Now I also feel bad. Instead of a beautiful memory like yours, all I have is memories of me sulking on the couch while my parents marveled about the bubble dancing. Ah, the days of one TV per household.

@Tommmcatt Loves The Giant Floating Head: That reticence is due to your membership in another tribe: WASPs. Being of the Southern Gothic branch of that group, my family had two situations where telling painful memories was acceptable: guilting someone into doing what you want (my grandmother’s specialty) or turning the horrible incident into an amusing anecdote you can dine out on. I have people in stitches when I recount my father’s murder.

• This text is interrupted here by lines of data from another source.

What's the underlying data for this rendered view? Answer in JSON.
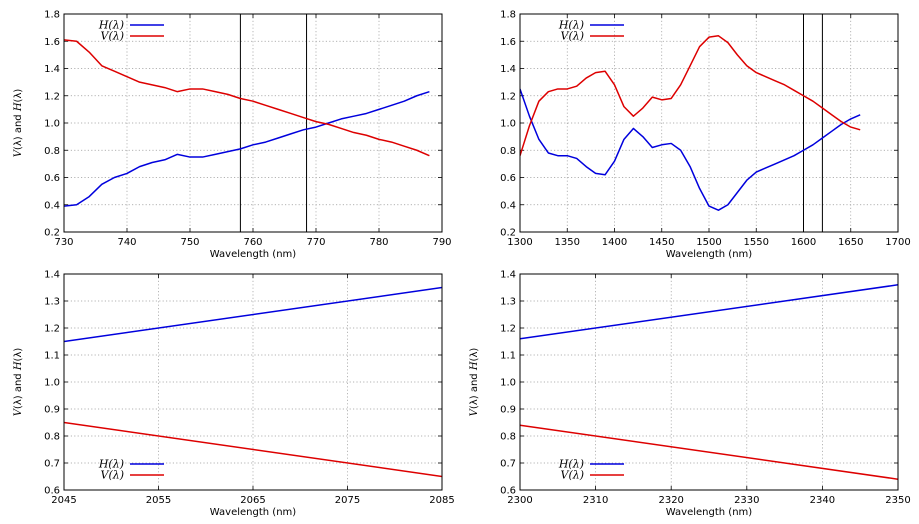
{
  "chart_data": [
    {
      "type": "line",
      "xlabel": "Wavelength (nm)",
      "ylabel": "V(λ) and H(λ)",
      "xlim": [
        730,
        790
      ],
      "ylim": [
        0.2,
        1.8
      ],
      "xticks": [
        "730",
        "740",
        "750",
        "760",
        "770",
        "780",
        "790"
      ],
      "yticks": [
        "0.2",
        "0.4",
        "0.6",
        "0.8",
        "1.0",
        "1.2",
        "1.4",
        "1.6",
        "1.8"
      ],
      "grid": true,
      "legend_position": "top-left",
      "vertical_lines": [
        758,
        768.5
      ],
      "series": [
        {
          "name": "H(λ)",
          "color": "#0000dd",
          "x": [
            730,
            732,
            734,
            736,
            738,
            740,
            742,
            744,
            746,
            748,
            750,
            752,
            754,
            756,
            758,
            760,
            762,
            764,
            766,
            768,
            770,
            772,
            774,
            776,
            778,
            780,
            782,
            784,
            786,
            788
          ],
          "y": [
            0.39,
            0.4,
            0.46,
            0.55,
            0.6,
            0.63,
            0.68,
            0.71,
            0.73,
            0.77,
            0.75,
            0.75,
            0.77,
            0.79,
            0.81,
            0.84,
            0.86,
            0.89,
            0.92,
            0.95,
            0.97,
            1.0,
            1.03,
            1.05,
            1.07,
            1.1,
            1.13,
            1.16,
            1.2,
            1.23
          ]
        },
        {
          "name": "V(λ)",
          "color": "#dd0000",
          "x": [
            730,
            732,
            734,
            736,
            738,
            740,
            742,
            744,
            746,
            748,
            750,
            752,
            754,
            756,
            758,
            760,
            762,
            764,
            766,
            768,
            770,
            772,
            774,
            776,
            778,
            780,
            782,
            784,
            786,
            788
          ],
          "y": [
            1.61,
            1.6,
            1.52,
            1.42,
            1.38,
            1.34,
            1.3,
            1.28,
            1.26,
            1.23,
            1.25,
            1.25,
            1.23,
            1.21,
            1.18,
            1.16,
            1.13,
            1.1,
            1.07,
            1.04,
            1.01,
            0.99,
            0.96,
            0.93,
            0.91,
            0.88,
            0.86,
            0.83,
            0.8,
            0.76
          ]
        }
      ]
    },
    {
      "type": "line",
      "xlabel": "Wavelength (nm)",
      "ylabel": "",
      "xlim": [
        1300,
        1700
      ],
      "ylim": [
        0.2,
        1.8
      ],
      "xticks": [
        "1300",
        "1350",
        "1400",
        "1450",
        "1500",
        "1550",
        "1600",
        "1650",
        "1700"
      ],
      "yticks": [
        "0.2",
        "0.4",
        "0.6",
        "0.8",
        "1.0",
        "1.2",
        "1.4",
        "1.6",
        "1.8"
      ],
      "grid": true,
      "legend_position": "top-left",
      "vertical_lines": [
        1600,
        1620
      ],
      "series": [
        {
          "name": "H(λ)",
          "color": "#0000dd",
          "x": [
            1300,
            1310,
            1320,
            1330,
            1340,
            1350,
            1360,
            1370,
            1380,
            1390,
            1400,
            1410,
            1420,
            1430,
            1440,
            1450,
            1460,
            1470,
            1480,
            1490,
            1500,
            1510,
            1520,
            1530,
            1540,
            1550,
            1560,
            1570,
            1580,
            1590,
            1600,
            1610,
            1620,
            1630,
            1640,
            1650,
            1660
          ],
          "y": [
            1.25,
            1.05,
            0.88,
            0.78,
            0.76,
            0.76,
            0.74,
            0.68,
            0.63,
            0.62,
            0.72,
            0.88,
            0.96,
            0.9,
            0.82,
            0.84,
            0.85,
            0.8,
            0.68,
            0.52,
            0.39,
            0.36,
            0.4,
            0.49,
            0.58,
            0.64,
            0.67,
            0.7,
            0.73,
            0.76,
            0.8,
            0.84,
            0.89,
            0.94,
            0.99,
            1.03,
            1.06
          ]
        },
        {
          "name": "V(λ)",
          "color": "#dd0000",
          "x": [
            1300,
            1310,
            1320,
            1330,
            1340,
            1350,
            1360,
            1370,
            1380,
            1390,
            1400,
            1410,
            1420,
            1430,
            1440,
            1450,
            1460,
            1470,
            1480,
            1490,
            1500,
            1510,
            1520,
            1530,
            1540,
            1550,
            1560,
            1570,
            1580,
            1590,
            1600,
            1610,
            1620,
            1630,
            1640,
            1650,
            1660
          ],
          "y": [
            0.76,
            0.98,
            1.16,
            1.23,
            1.25,
            1.25,
            1.27,
            1.33,
            1.37,
            1.38,
            1.28,
            1.12,
            1.05,
            1.11,
            1.19,
            1.17,
            1.18,
            1.28,
            1.42,
            1.56,
            1.63,
            1.64,
            1.59,
            1.5,
            1.42,
            1.37,
            1.34,
            1.31,
            1.28,
            1.24,
            1.2,
            1.16,
            1.11,
            1.06,
            1.01,
            0.97,
            0.95
          ]
        }
      ]
    },
    {
      "type": "line",
      "xlabel": "Wavelength (nm)",
      "ylabel": "V(λ) and H(λ)",
      "xlim": [
        2045,
        2085
      ],
      "ylim": [
        0.6,
        1.4
      ],
      "xticks": [
        "2045",
        "2055",
        "2065",
        "2075",
        "2085"
      ],
      "yticks": [
        "0.6",
        "0.7",
        "0.8",
        "0.9",
        "1.0",
        "1.1",
        "1.2",
        "1.3",
        "1.4"
      ],
      "grid": true,
      "legend_position": "bottom-left",
      "vertical_lines": [],
      "series": [
        {
          "name": "H(λ)",
          "color": "#0000dd",
          "x": [
            2045,
            2085
          ],
          "y": [
            1.15,
            1.35
          ]
        },
        {
          "name": "V(λ)",
          "color": "#dd0000",
          "x": [
            2045,
            2085
          ],
          "y": [
            0.85,
            0.65
          ]
        }
      ]
    },
    {
      "type": "line",
      "xlabel": "Wavelength (nm)",
      "ylabel": "V(λ) and H(λ)",
      "xlim": [
        2300,
        2350
      ],
      "ylim": [
        0.6,
        1.4
      ],
      "xticks": [
        "2300",
        "2310",
        "2320",
        "2330",
        "2340",
        "2350"
      ],
      "yticks": [
        "0.6",
        "0.7",
        "0.8",
        "0.9",
        "1.0",
        "1.1",
        "1.2",
        "1.3",
        "1.4"
      ],
      "grid": true,
      "legend_position": "bottom-left",
      "vertical_lines": [],
      "series": [
        {
          "name": "H(λ)",
          "color": "#0000dd",
          "x": [
            2300,
            2350
          ],
          "y": [
            1.16,
            1.36
          ]
        },
        {
          "name": "V(λ)",
          "color": "#dd0000",
          "x": [
            2300,
            2350
          ],
          "y": [
            0.84,
            0.64
          ]
        }
      ]
    }
  ]
}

ADD: Simply beautiful story, BTW. It touches even my bitter little heart.

@Mistress Cynica:

Honey, we have to climb into a couple Martini glasses and you can tell me the story- I feel like I’m missing out.

@Tommmcatt Loves The Giant Floating Head: Oh yes, Lawrence Welk and Hee Haw. With my grandparents. Beautiful story. I also knew my great great grandmother, who came from the Vaterland, survived the Chicago fire and lived to be 106.

@Tommmcatt Loves The Giant Floating Head: My grandmother lived to just shy of 106, in-fucking-credible lady. In her waning years (from 90 onwards) she loved to tell stories about her son (my dad) and all the scampitude he got into. Embarrassed the hell out of pops Nabisco because, yeah, we don’t talk about things.

ADD: my moms still watches Welk, although I think it is actually a “return” to Welk. We never watched Hee-Haw far as I can remember, but Laugh-In, the Smothers Brothers Comedy Hour, Get Smart, all the cool stuff was on. Don’t get me started on their record collection, however. John Barry, anyone?